Erwin Waßner

Erwin Waßner (* 1. März 1887 in Rendsburg; † 24. August 1937 in Den Haag) war ein deutscher Marineoffizier, zuletzt Konteradmiral und Marineattaché.

Waßner trat am 1. April 1906 als Seekadett in die Kaiserliche Marine ein, absolvierte seine Schiffsausbildung auf der Kreuzerfregatte SMS Stein und kam dann an die Marineschule. Anschließend erfolgte am 1. Oktober 1908 seine Versetzung auf das Linienschiff SMS Wittelsbach und seine Beförderung zum Leutnant zur See am 30. September 1909. Zwei Jahre lang versah er dann bis 30. September 1912 Dienst auf dem Linienschiff SMS Posen. Oberleutnant zur See (seit 19. September 1912) Waßner wurde dann bis Dezember 1913 in die deutsche Kolonie Kamerun versetzt und tat dort als Wachoffizier Dienst auf dem Kanonenboot SMS Eber. Nach seiner Rückkehr nach Deutschland erfolgte seine Verwendung als Kompanieoffizier in der II. Torpedo-Division. Am 16. März 1914 kam er als Wachoffizier auf das Torpedoboot SM V 158 und verblieb hier nach Ausbruch des Ersten Weltkriegs. Von Juni bis Ende August 1915 erfolgte eine Kommandierung zur U-Boot-Ausbildung. Im Anschluss daran übernahm er als Kommandant für einen Monat SM U 32. Dann kam er zur U-Boot-Flottille Flandern und kommandierte in der Folge die Boote SM UC 3, SM UB 38, SM UC 69, SM UB 59 und SM UB 117. Als U-Boot-Kommandant versenkte er insgesamt 90 Schiffe mit rund 135.500 BRT. Der bereits am 13. Juli 1916 zum Kapitänleutnant beförderte Waßner wurde am 16. August 1918 zunächst zur Verfügung des Führers der U-Boote Flandern gestellt und kam dann zur Inspektion der U-Boote.

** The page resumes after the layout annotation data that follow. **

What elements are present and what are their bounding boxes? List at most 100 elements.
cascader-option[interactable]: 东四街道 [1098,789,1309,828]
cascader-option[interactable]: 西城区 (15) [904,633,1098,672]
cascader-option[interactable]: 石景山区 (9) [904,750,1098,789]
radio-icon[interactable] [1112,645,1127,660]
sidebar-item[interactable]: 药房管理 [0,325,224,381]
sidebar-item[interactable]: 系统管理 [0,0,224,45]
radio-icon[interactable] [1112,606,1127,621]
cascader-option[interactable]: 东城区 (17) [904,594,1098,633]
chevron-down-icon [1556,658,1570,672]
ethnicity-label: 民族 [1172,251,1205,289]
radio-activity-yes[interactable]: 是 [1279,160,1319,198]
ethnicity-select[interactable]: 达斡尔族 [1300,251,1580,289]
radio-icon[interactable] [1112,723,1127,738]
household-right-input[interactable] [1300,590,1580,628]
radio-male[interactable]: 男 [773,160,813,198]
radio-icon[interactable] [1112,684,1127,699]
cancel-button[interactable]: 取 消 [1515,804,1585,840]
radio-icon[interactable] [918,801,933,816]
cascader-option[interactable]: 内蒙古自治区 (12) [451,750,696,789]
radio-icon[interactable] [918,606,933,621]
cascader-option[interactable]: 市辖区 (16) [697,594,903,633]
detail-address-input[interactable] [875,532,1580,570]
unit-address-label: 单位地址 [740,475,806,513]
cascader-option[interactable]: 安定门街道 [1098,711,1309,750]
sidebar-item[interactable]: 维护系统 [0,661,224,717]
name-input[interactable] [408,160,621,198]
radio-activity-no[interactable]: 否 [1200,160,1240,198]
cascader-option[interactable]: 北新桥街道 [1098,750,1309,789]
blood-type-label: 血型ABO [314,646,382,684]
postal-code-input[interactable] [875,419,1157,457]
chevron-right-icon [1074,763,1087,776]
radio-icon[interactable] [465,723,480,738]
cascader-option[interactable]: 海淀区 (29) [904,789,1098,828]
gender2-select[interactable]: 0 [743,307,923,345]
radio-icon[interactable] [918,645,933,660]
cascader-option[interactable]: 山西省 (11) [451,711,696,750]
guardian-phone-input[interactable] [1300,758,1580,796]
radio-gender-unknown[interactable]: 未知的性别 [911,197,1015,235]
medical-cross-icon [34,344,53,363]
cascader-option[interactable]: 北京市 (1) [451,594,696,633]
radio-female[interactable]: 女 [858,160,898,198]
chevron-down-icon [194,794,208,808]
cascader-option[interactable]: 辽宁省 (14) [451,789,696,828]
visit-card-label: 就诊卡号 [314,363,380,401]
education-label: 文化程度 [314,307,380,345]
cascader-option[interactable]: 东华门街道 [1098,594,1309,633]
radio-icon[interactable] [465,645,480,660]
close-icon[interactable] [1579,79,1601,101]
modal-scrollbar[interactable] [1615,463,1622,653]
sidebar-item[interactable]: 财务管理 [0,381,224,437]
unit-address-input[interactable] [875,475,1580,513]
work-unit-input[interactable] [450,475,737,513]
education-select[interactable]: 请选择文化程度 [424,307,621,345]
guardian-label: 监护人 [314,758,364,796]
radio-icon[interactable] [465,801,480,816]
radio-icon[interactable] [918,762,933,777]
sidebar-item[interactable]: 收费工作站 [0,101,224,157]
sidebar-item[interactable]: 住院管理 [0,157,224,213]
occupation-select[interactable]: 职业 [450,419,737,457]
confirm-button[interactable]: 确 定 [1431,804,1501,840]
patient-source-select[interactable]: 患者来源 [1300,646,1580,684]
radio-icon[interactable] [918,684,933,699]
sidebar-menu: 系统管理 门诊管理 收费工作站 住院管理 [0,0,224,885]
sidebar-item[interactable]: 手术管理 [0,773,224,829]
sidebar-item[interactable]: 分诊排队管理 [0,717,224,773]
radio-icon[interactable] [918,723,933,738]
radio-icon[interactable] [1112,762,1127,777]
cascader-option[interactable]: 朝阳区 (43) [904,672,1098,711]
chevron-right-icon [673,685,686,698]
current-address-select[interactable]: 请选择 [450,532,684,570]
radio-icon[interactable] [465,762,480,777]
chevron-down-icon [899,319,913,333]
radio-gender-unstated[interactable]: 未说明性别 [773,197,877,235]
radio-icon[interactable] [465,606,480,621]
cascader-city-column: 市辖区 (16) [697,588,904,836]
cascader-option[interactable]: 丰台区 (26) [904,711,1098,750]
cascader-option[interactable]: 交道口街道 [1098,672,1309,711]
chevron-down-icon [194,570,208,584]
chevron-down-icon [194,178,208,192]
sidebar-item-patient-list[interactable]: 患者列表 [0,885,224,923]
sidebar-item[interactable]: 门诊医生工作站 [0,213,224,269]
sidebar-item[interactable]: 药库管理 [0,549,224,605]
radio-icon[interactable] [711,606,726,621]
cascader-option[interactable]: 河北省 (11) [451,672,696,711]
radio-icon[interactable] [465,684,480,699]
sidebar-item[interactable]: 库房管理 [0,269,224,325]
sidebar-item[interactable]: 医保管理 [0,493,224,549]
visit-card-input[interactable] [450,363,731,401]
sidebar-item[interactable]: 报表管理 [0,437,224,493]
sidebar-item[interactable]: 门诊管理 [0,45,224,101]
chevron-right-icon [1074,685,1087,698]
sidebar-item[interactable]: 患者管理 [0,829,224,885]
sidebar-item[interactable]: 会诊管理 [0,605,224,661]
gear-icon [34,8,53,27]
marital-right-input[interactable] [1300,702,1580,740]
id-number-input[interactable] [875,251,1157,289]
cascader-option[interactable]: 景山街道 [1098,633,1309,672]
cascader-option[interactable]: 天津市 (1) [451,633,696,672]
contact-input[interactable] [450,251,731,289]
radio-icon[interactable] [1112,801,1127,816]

Nach Kriegsende erfolgte seine Übernahme in die Reichsmarine, und Waßner diente zunächst als Kompaniechef in der IV. Marineartillerieabteilung in Cuxhaven, später in der III. Marineartillerieabteilung in Swinemünde. Von März 1921 bis Januar 1925 gehörte er dem Marinekommandoamt an. Danach war er Kommandant des Segelschulschiffs Niobe. In dieser Dienststellung wurde er am 1. August 1925 zum Korvettenkapitän befördert. Vom 3. Januar bis zum 23. September 1927 war er Navigationsoffizier auf dem alten Linienschiff Elsass. Danach erfolgte seine Versetzung zur Marinestation der Ostsee, wo er anfänglich als Adjutant, später als Erster Admiralstabsoffizier diente. Am 1. Juli 1930 wurde er Fregattenkapitän und am 26. September 1931 übernahm er als Kommandant den Leichten Kreuzer Karlsruhe. In dieser Dienststellung wurde Waßner am 1. Oktober 1932 zum Kapitän zur See befördert.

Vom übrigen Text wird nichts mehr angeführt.